Ben and Taylor begin to commiserate over their shared grunt-work for
the cautious Salvadori and discuss altering the compound in a way that has
significant implications beyond nighttime anxiety in PTSD cases.
The students
see the drug compound as a new window into the mind: a pharmacologically
induced conduit to the subconscious.
By changing the drug compound slightly, the students posit a way to
generate waking consciousness within the context of dreams. While mystics and clairvoyants have claimed
the ability to have “lucid dreams” for centuries, the students suggest that
through careful study, they could calibrate the medication to produce dreams
so real, the subject would hardly be able to separate them from reality. And by using sophisticated computer
programs to interpret brainwave patterns, the students could quantify their
results and explain their discovery to the academic community. The experiment has profound implications
for the study of neuroscience: to allow patients a window into the buried
memories and emotions that may be at the root of depression, anxiety,
paranoia, and many other psychological disorders. Although Salvadori recognizes that their
drug may work as intended, he dismisses their ideas as impractical and
cavalier.
Disappointed
but committed to his work with the doctor, Taylor continues to endure the monotony of
his research until the pharmaceutical company rejects his application on the
grounds that his work with Salvadori is insignificant.

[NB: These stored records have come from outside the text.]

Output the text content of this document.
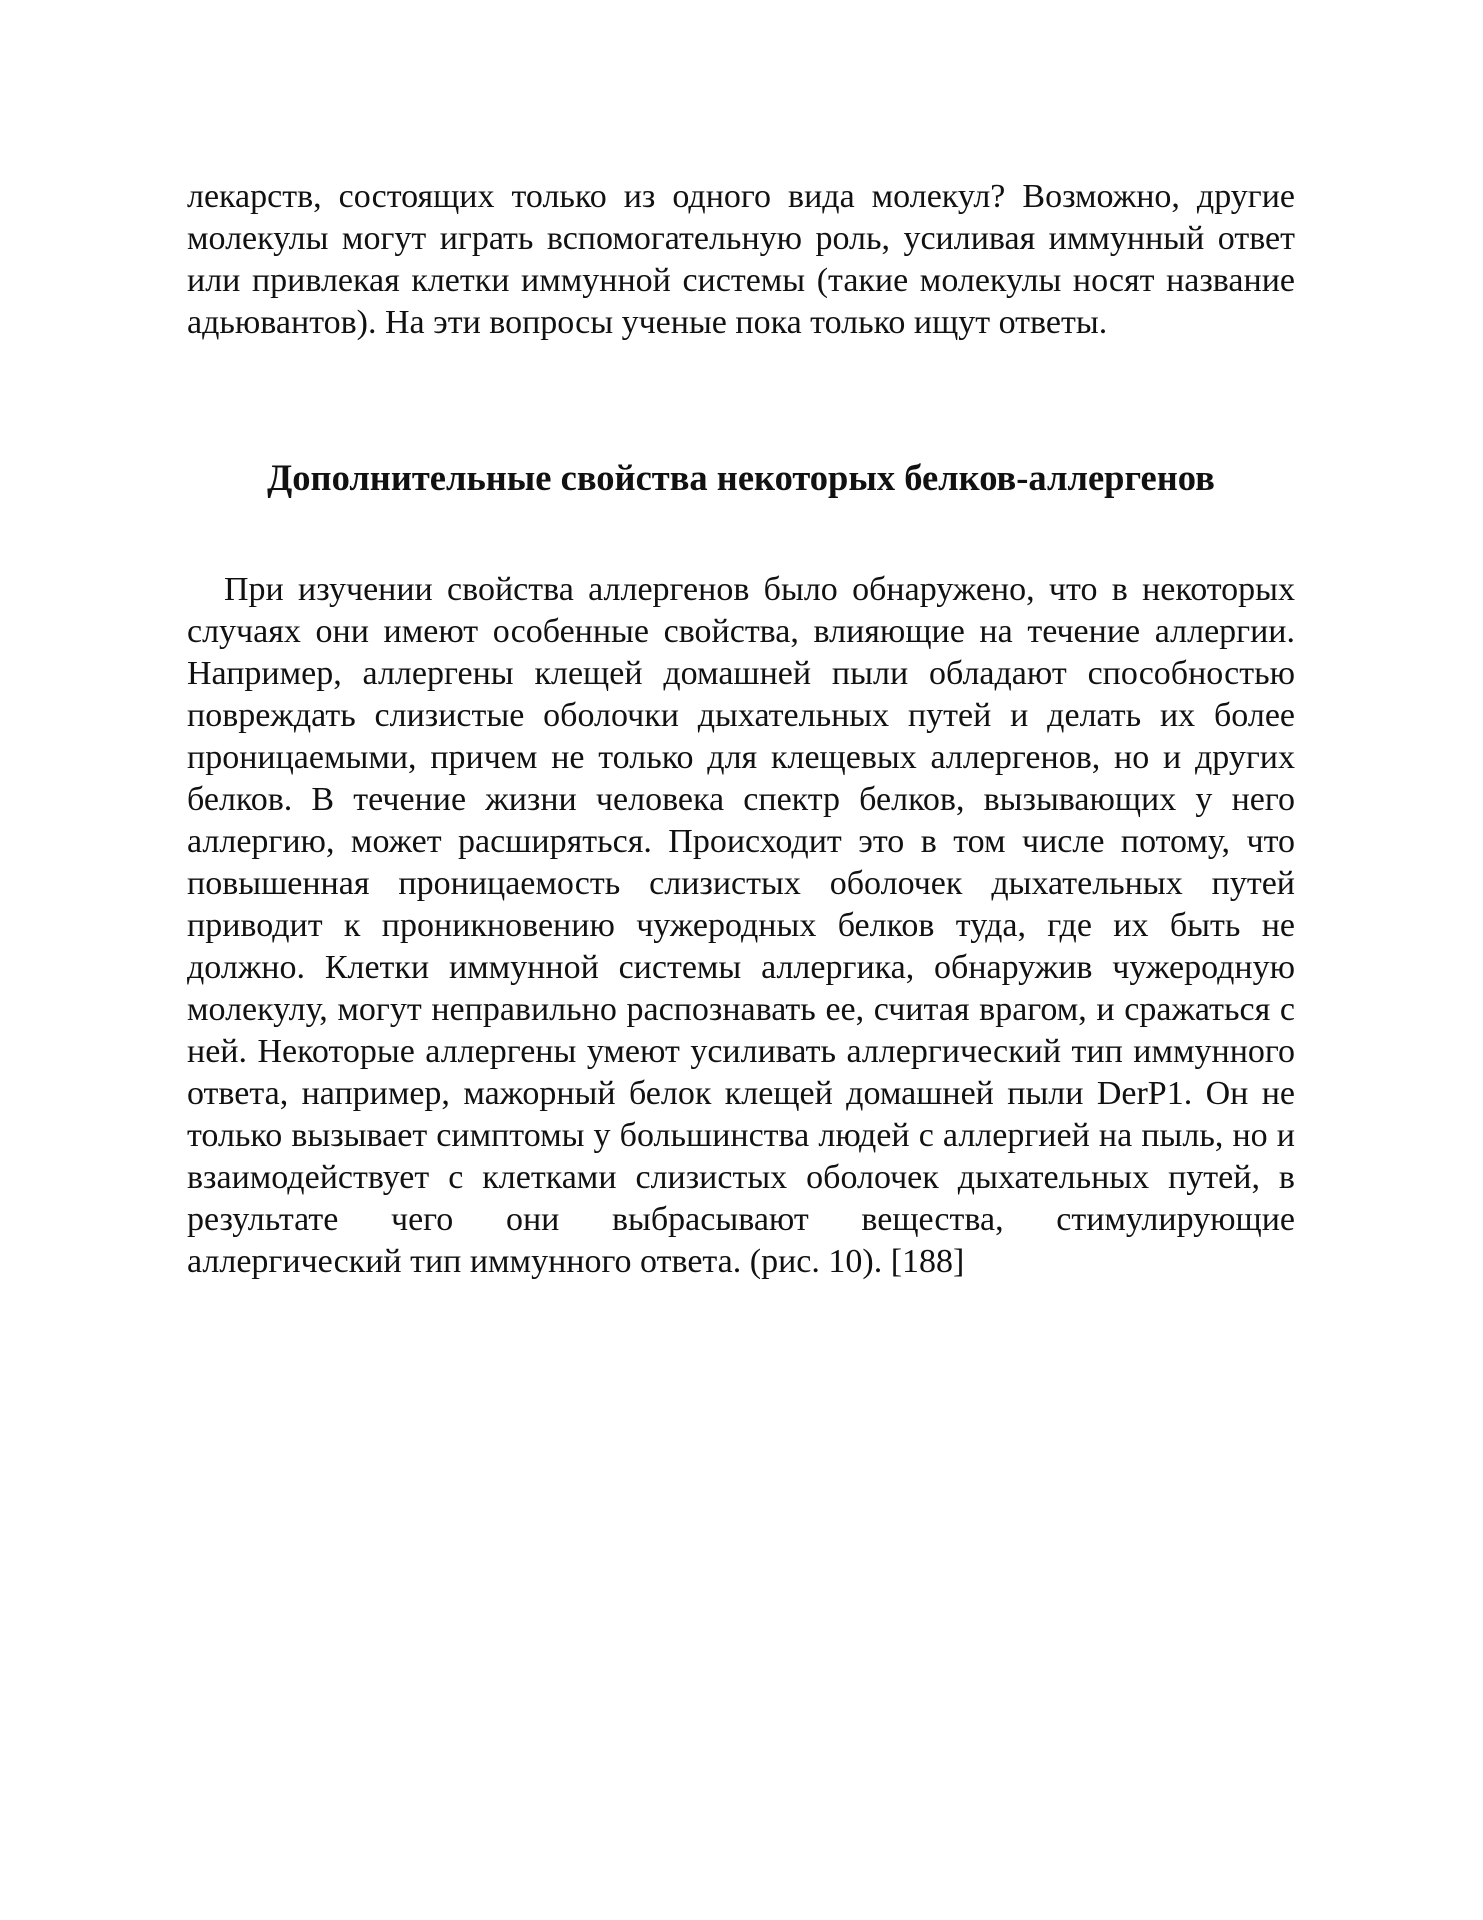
лекарств, состоящих только из одного вида молекул? Возможно, другие молекулы могут играть вспомогательную роль, усиливая иммунный ответ или привлекая клетки иммунной системы (такие молекулы носят название адьювантов). На эти вопросы ученые пока только ищут ответы.

Дополнительные свойства некоторых белков-аллергенов

При изучении свойства аллергенов было обнаружено, что в некоторых случаях они имеют особенные свойства, влияющие на течение аллергии. Например, аллергены клещей домашней пыли обладают способностью повреждать слизистые оболочки дыхательных путей и делать их более проницаемыми, причем не только для клещевых аллергенов, но и других белков. В течение жизни человека спектр белков, вызывающих у него аллергию, может расширяться. Происходит это в том числе потому, что повышенная проницаемость слизистых оболочек дыхательных путей приводит к проникновению чужеродных белков туда, где их быть не должно. Клетки иммунной системы аллергика, обнаружив чужеродную молекулу, могут неправильно распознавать ее, считая врагом, и сражаться с ней. Некоторые аллергены умеют усиливать аллергический тип иммунного ответа, например, мажорный белок клещей домашней пыли DerP1. Он не только вызывает симптомы у большинства людей с аллергией на пыль, но и взаимодействует с клетками слизистых оболочек дыхательных путей, в результате чего они выбрасывают вещества, стимулирующие аллергический тип иммунного ответа. (рис. 10). [188]
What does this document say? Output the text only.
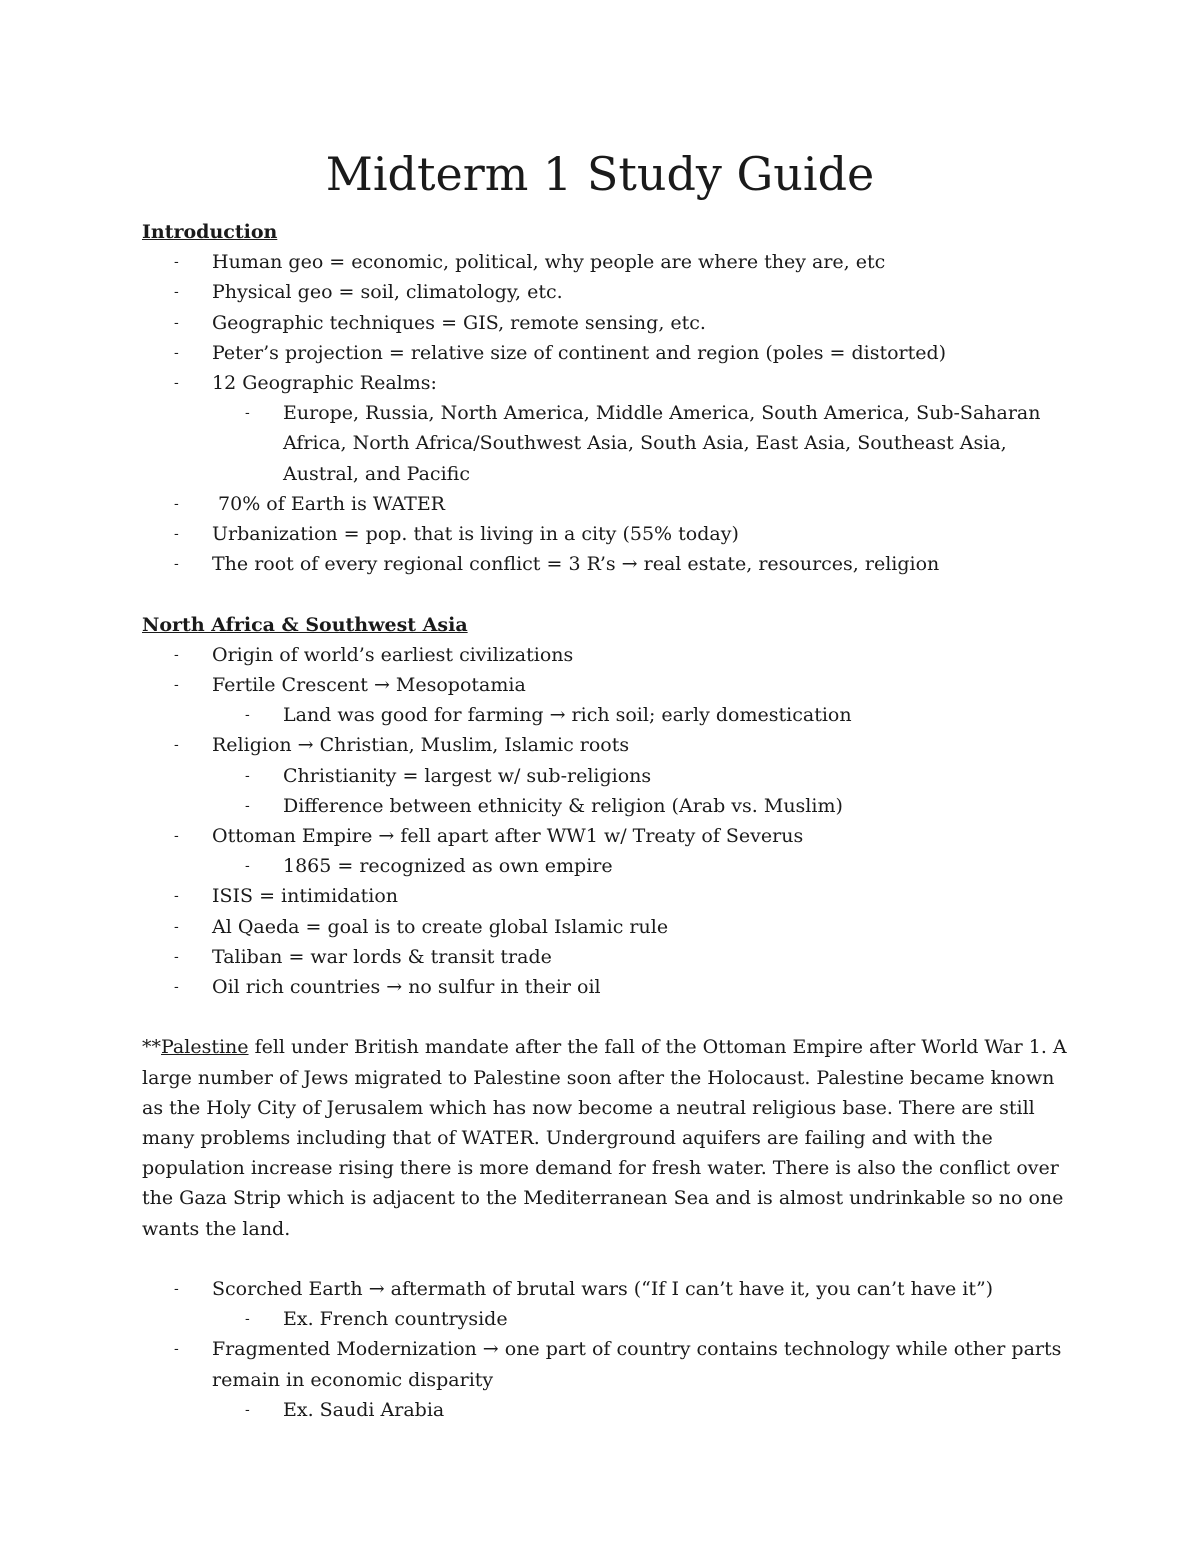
Midterm 1 Study Guide
Introduction
- Human geo = economic, political, why people are where they are, etc
- Physical geo = soil, climatology, etc.
- Geographic techniques = GIS, remote sensing, etc.
- Peter’s projection = relative size of continent and region (poles = distorted)
- 12 Geographic Realms:
- Europe, Russia, North America, Middle America, South America, Sub-Saharan Africa, North Africa/Southwest Asia, South Asia, East Asia, Southeast Asia, Austral, and Pacific
- 70% of Earth is WATER
- Urbanization = pop. that is living in a city (55% today)
- The root of every regional conflict = 3 R’s → real estate, resources, religion
North Africa & Southwest Asia
- Origin of world’s earliest civilizations
- Fertile Crescent → Mesopotamia
- Land was good for farming → rich soil; early domestication
- Religion → Christian, Muslim, Islamic roots
- Christianity = largest w/ sub-religions
- Difference between ethnicity & religion (Arab vs. Muslim)
- Ottoman Empire → fell apart after WW1 w/ Treaty of Severus
- 1865 = recognized as own empire
- ISIS = intimidation
- Al Qaeda = goal is to create global Islamic rule
- Taliban = war lords & transit trade
- Oil rich countries → no sulfur in their oil

**Palestine fell under British mandate after the fall of the Ottoman Empire after World War 1. A large number of Jews migrated to Palestine soon after the Holocaust. Palestine became known as the Holy City of Jerusalem which has now become a neutral religious base. There are still many problems including that of WATER. Underground aquifers are failing and with the population increase rising there is more demand for fresh water. There is also the conflict over the Gaza Strip which is adjacent to the Mediterranean Sea and is almost undrinkable so no one wants the land.

- Scorched Earth → aftermath of brutal wars (“If I can’t have it, you can’t have it”)
- Ex. French countryside
- Fragmented Modernization → one part of country contains technology while other parts remain in economic disparity
- Ex. Saudi Arabia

That same night, Taylor discovers Ben sleeping in the lab,
apparently experimenting with the compound they hypothesized. Forced to decide whether to expose Ben or
join him, Taylor
struggles with his own emerging concept of scientific ethics.
After a
confrontation, Taylor
decides to work with Ben. Taylor insists they use
only themselves as subjects, follow strict clinical procedures, and demands
secrecy. For several weeks, the
experiments go well, but soon the students’ personal lives start to
disintegrate. Taylor cannot discern whether his memories
are real or from one of his drug-induced dreams. Taylor’s
girlfriend becomes involved and stops going to classes, sleeping her days
away, maintaining that she is learning more about herself than she could in
class. Ben loses all interest in the
academic angle of the research, and shares the drug freely with fellow
students.
In the end, Taylor must grapple with
his own perception of scientific responsibility, even as it contradicts his
personal ethics. When the final
reckoning does awaken the characters, Taylor
realizes his efforts have become bitterly ironic, and he realizes that the
truth will not necessarily set him free.